Re: ARMENIA 2015 - Genealogy - Don't Deny
Well, Austria could have sung last year about the shooting of their throne heir in 1914 by a Serb nationalist too, which led to WW1 and ultimately to their collapse, or Israel could sing about the Holocaust and the nasty Germans.
Why not let every country sing about their deepest scar? Maybe Spain should bring a song called "Gibraltar", wouldn't that be jolly? And Ireland about their war with England, the Swedes about theirs with Denmark and so on and so forth.
But that would all go against the spirit of Eurovision, since the Song Contest is conceived to bring Europe together and not apart. Teaching Turkey in their absence is not a smart move.
I'm sorry but I don't think any of those can be compared to the genocide and the political ramifications the events of 1915 have to this day.
None of the examples you have listed are agitated by their original perpetrators and carry nowhere near the amount of baggage people who have suffered from the genocide does. The Jews got their closure with the Germans. They have no right to sing disparagingly of the German people today because the German people of today disavowed their past and condemned it. Sweden and Denmark get along just fine with one another despite their past because both of them took active steps to get along with one another. WWI-era nationalism is no longer an issue nowadays because many countries got their fair shares.

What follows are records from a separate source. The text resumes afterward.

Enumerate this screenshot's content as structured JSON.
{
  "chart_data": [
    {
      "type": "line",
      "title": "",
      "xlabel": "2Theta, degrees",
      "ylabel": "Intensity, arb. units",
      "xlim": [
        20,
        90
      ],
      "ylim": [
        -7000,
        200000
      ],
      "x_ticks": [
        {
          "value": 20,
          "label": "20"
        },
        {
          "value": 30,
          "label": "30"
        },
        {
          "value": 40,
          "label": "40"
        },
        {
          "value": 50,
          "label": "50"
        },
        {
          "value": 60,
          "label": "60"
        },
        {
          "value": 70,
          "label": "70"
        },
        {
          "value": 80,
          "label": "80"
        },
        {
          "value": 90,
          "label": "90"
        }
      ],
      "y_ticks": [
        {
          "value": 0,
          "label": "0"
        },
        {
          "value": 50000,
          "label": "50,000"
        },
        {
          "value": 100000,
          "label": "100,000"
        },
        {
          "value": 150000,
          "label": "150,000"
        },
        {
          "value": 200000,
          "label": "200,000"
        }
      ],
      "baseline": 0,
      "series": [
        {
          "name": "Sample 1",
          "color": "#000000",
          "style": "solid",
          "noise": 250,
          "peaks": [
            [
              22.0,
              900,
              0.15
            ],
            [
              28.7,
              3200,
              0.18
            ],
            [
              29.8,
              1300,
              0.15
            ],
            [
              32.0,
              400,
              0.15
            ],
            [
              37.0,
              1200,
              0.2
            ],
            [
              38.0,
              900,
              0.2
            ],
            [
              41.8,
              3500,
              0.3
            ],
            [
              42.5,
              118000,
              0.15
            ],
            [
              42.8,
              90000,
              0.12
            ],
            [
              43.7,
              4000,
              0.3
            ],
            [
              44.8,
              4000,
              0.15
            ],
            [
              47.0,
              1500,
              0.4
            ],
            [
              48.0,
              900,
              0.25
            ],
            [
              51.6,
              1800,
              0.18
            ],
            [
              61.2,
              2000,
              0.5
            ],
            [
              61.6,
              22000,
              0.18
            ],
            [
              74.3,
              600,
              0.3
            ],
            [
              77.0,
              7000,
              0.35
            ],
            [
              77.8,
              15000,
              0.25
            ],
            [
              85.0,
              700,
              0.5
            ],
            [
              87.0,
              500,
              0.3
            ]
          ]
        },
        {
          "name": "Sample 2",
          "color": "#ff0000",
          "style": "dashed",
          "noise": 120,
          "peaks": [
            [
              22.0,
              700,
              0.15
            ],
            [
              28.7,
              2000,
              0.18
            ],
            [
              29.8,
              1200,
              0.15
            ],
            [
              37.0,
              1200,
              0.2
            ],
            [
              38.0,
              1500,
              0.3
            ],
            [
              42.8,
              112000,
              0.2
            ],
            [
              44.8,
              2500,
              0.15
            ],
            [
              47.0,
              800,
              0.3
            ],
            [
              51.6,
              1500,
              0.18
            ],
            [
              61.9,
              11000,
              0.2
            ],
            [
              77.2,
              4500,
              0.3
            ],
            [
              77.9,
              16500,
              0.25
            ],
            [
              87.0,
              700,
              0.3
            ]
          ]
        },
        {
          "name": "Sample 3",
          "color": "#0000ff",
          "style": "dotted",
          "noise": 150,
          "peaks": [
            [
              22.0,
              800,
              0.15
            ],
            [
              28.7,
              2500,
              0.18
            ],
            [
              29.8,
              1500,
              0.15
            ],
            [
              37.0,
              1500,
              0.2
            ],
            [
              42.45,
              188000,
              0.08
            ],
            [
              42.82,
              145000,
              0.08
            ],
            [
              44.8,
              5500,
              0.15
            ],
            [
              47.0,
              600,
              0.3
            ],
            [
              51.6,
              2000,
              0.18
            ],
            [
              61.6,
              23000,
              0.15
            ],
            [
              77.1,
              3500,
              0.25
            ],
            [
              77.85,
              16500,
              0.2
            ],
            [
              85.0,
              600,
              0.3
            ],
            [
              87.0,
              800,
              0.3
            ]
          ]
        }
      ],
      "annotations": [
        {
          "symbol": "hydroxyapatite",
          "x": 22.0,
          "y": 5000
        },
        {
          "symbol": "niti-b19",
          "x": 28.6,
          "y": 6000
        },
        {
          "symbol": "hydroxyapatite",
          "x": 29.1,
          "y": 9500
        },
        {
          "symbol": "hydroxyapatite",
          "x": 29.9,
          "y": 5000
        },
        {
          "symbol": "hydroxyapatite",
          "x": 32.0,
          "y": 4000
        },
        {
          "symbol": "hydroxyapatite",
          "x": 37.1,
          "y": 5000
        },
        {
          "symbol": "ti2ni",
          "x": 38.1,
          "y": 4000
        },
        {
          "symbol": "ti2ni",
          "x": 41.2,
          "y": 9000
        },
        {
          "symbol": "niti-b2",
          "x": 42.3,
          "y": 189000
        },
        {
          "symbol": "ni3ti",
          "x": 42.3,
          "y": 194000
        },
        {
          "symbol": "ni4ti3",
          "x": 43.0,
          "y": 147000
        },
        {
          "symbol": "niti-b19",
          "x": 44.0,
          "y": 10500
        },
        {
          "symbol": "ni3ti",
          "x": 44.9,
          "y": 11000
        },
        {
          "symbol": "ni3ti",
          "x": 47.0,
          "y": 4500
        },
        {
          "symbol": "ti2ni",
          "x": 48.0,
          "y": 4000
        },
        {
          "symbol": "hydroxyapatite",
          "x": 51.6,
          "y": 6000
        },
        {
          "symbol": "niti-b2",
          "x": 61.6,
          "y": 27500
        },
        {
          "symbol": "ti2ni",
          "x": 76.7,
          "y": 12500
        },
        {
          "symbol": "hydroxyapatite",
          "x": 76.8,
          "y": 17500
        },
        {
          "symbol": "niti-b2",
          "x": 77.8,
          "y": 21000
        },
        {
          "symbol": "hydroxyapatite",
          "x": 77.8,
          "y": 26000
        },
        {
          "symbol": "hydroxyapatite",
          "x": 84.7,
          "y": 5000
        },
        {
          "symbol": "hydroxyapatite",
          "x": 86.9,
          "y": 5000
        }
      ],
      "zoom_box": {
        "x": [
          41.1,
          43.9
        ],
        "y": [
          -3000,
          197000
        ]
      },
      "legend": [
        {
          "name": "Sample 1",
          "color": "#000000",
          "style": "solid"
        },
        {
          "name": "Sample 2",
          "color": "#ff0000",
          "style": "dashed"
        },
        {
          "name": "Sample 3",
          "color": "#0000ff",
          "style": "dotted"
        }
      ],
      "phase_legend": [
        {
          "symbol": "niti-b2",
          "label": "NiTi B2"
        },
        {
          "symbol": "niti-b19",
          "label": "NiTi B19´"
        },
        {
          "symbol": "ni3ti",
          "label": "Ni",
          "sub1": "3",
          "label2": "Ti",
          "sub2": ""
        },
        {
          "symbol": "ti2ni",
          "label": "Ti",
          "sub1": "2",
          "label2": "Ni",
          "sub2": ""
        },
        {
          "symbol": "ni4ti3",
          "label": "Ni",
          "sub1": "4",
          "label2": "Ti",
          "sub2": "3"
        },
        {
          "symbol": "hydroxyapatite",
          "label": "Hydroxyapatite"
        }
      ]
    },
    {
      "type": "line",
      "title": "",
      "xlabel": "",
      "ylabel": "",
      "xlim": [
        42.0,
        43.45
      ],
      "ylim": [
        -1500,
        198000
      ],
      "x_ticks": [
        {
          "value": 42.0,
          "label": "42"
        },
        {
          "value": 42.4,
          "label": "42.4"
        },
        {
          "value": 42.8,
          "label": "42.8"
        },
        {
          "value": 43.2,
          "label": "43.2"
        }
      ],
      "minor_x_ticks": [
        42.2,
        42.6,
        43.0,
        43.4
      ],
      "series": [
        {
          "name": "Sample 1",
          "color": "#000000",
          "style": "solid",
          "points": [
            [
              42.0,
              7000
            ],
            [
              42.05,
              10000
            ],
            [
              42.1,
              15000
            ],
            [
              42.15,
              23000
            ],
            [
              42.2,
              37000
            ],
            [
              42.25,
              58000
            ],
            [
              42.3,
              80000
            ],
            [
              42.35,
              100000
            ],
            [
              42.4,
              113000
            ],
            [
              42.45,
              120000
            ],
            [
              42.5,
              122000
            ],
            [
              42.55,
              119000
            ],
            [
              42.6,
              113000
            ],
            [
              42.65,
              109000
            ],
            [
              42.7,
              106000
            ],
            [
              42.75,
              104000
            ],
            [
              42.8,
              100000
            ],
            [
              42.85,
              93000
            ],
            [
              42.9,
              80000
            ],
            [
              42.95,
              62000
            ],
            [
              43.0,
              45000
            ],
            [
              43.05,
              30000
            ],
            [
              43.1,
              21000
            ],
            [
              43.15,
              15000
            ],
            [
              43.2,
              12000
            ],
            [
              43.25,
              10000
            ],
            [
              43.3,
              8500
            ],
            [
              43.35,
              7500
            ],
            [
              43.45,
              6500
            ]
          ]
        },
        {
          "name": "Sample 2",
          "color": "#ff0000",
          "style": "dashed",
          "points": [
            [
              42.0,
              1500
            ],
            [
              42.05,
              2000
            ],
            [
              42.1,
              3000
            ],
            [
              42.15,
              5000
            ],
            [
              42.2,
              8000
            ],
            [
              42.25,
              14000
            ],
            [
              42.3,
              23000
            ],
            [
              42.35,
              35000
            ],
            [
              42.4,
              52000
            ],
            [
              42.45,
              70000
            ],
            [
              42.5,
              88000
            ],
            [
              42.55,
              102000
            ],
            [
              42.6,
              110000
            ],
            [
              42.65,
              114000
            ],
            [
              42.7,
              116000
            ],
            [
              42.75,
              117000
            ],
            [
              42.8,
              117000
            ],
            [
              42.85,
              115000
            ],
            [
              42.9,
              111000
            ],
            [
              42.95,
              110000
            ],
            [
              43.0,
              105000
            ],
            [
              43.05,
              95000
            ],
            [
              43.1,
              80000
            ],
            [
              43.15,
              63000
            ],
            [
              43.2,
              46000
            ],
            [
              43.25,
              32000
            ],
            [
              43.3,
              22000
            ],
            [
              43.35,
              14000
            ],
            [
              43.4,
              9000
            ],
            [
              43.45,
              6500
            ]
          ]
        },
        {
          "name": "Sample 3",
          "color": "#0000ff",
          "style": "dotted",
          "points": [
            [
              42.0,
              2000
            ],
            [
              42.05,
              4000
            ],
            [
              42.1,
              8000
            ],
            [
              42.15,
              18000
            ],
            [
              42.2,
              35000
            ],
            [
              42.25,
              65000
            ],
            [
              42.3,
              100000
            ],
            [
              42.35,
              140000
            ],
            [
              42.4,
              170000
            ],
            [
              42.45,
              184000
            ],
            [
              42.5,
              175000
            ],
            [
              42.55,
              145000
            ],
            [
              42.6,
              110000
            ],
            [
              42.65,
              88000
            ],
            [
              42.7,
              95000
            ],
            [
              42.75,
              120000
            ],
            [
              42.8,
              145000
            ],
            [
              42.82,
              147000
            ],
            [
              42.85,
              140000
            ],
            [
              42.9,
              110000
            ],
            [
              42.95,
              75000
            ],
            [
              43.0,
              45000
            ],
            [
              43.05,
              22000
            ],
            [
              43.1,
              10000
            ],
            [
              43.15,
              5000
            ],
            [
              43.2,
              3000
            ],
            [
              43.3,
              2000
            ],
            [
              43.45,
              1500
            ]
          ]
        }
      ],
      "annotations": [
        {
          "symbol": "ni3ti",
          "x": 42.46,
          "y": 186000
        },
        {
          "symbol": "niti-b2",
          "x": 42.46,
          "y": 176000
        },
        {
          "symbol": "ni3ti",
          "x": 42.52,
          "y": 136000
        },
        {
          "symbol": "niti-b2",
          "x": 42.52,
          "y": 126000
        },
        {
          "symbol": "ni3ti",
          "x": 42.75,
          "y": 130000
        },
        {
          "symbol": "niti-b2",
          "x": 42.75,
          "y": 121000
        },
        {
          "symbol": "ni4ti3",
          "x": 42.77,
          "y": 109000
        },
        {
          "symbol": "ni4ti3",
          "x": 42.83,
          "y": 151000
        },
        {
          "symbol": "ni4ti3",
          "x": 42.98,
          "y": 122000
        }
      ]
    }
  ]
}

On the other hand, the government of Turkey not only continues to educate its citizens and children of the "lying and treacherous" Armenians, but continues to use its embassies as lobbying groups to put pressure on foreign governments and academic institutions to deliberately omit, undermine and dismiss any and all suffering that the Republic of Turkey was built off of, including that of the Armenians and Greeks. Not only that, but Turkey continues to play a role in the physical and economic destruction of Armenia by closing its border and helping arm Azerbaijan. Armenian heritage sites have turned into silos for storing horse shit; centuries-old churches are used as storage, converted to mosques, or allowed to crumble and decay completely; homes and treasures have been confiscated and have never been returned to their owners; people have been removed from their homes and the ones who have remained have been forced to convert to Islam and live as Kurds; Armenian contributions to Turkey and the Ottoman Empire have been completely forgotten and xenophobia towards Armenians and Greeks is apart of the everyday norm in Turkey. Not only that, but virtually none of the examples you've provided involve a total uprooting of an entire people from their native homeland-- AND to top it all off, Turkey still makes a mockery out of this, as you can find a number of Turks singing and dancing in sheer euphoria in front of their embassies on Genocide Remembrance Day. Most Turks today defend their ancestors actions. Imagine the disgust if a German said "we had to get rid of all of the Jews for national security purposes"-- well, that's what most Turks say today, despite the fact that a growing number of them are waking up and realizing the truth.
If you don't see the difference between that and the examples you've listed, and why the Armenians are having such a hard time letting go of the past, then I suggest you pay more attention to what's going on and why certain people are having salt poured into their wounds every day.